How bloggers saved the world

The Air Vent tells us that China saved the world, which is true, but China saved the world because of what bloggers did.

The enemy plan was to use global warming to roll back science, technology and western civilization.   Copenhagen was to have established a “world climate treaty organization” which would exercise centralized control over all the worlds economies, thereby avoiding that inconvenient embarrassment that ensues whenever socialist economies face comparison with capitalist economies.

Someone released the Climategate files.  I initially believed that this was a hacker from outside, but reading through the files, it is evidently an insider, for each file that I examined is good stuff, which is to say, exceedingly bad stuff.  Each file was being wrongfully and illegally withheld from a freedom of information request, or demonstrates an anti scientific approach and outlook, or both.

Climategate resulted in the removal of Malcolm Turnbull as leader of the Australian opposition, the first mainstream politician to fall to bloggers, and his replacement by Tony Abbot, who proceeded to save Australia from trading in carbon indulgences, and to challenge the leader of the Australian government to a double dissolution election over anthropogenic global warming.

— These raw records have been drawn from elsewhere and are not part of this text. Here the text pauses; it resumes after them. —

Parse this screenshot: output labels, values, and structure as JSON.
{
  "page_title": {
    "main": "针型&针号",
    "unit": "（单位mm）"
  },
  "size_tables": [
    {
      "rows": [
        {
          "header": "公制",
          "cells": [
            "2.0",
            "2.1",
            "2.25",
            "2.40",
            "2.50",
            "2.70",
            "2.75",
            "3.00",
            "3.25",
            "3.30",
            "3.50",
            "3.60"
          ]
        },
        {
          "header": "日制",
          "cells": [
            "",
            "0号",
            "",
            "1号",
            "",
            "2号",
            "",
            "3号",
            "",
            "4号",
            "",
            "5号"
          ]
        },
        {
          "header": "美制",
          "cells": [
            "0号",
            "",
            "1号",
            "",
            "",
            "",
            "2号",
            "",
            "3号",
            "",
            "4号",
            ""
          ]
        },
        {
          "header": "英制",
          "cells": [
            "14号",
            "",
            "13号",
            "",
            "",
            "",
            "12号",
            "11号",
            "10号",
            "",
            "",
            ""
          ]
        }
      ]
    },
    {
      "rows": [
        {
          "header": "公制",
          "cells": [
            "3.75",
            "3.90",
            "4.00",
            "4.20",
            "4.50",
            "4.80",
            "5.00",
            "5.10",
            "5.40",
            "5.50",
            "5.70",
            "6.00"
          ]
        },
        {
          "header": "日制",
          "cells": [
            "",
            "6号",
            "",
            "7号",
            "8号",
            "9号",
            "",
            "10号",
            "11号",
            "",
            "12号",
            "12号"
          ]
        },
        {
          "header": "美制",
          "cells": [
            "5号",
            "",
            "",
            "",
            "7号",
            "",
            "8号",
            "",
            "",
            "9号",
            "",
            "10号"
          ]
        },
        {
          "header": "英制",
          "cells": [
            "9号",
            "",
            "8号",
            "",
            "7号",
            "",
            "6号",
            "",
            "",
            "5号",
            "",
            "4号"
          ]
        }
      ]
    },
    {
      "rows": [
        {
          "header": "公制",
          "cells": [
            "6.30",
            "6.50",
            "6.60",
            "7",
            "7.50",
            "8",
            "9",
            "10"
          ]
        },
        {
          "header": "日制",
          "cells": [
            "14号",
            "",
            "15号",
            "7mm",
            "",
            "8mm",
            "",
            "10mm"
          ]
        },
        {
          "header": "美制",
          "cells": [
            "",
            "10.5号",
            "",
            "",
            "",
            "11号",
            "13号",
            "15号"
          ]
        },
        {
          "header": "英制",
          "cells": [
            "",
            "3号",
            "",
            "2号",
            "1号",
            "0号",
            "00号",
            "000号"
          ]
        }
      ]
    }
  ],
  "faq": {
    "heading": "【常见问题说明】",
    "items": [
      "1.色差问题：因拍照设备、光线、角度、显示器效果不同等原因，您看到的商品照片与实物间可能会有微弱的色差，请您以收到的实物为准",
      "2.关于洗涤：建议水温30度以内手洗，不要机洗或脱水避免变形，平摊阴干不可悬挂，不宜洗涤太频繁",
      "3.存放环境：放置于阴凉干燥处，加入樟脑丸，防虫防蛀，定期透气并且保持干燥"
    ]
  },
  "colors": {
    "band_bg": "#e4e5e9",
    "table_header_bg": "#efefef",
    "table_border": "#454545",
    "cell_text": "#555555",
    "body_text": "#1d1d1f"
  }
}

This was a bold move when most of the mass media was preaching imminent climate doom.  The polls showed that a double dissolution election held on that issue would be a disaster for the opposition– but polls have been known to change when the people hear two voices instead of one voice.  The government chickened out.

Having won without taking it to the people, Tony Abbot then adopted a blander position similar to that of Sarah Palin – that climate change can be prevented by vague and unspecified means without it costing anybody anything, and the science is not settled.

With Australia, China’s main carbon supplier, out of the picture, it was then difficult to for China to join the treaty.  Without China, there could be no treaty.

The Chinese do not understand democracy and constitutional government, so they reasonably enough blame Rudd, the leader of the Australian government, for the climate skeptic policy of Tony Abbott, leader of the opposition.  After all, they think, surely the government, not the opposition, sets climate policy. With great indignation they pointed out that Rudd is preaching Warmist Alarmism, yet Australia is practicing climate skepticism.   That, at least, is their rebuttal to the Warmist Alarmists. And so, no World Climate Treaty, nor any World Climate Treaty Organization.

So the world is saved for a little longer, and bloggers saved it.  Perhaps the Chinese would have saved it without Abbot’s skeptic policies, but spectacle of Rudd preaching sacrifices to the Chinese that he was unwilling to take to Australian voters, and therefore unable to impose on Australians in the face of Abbot’s opposition, angered them.

One Response to “How bloggers saved the world”

  1. Matt C says:

    I wish there was a similar way for U.S. residents to get saved from the upcoming health care bill.

    I can’t believe people are supporting this accursed thing.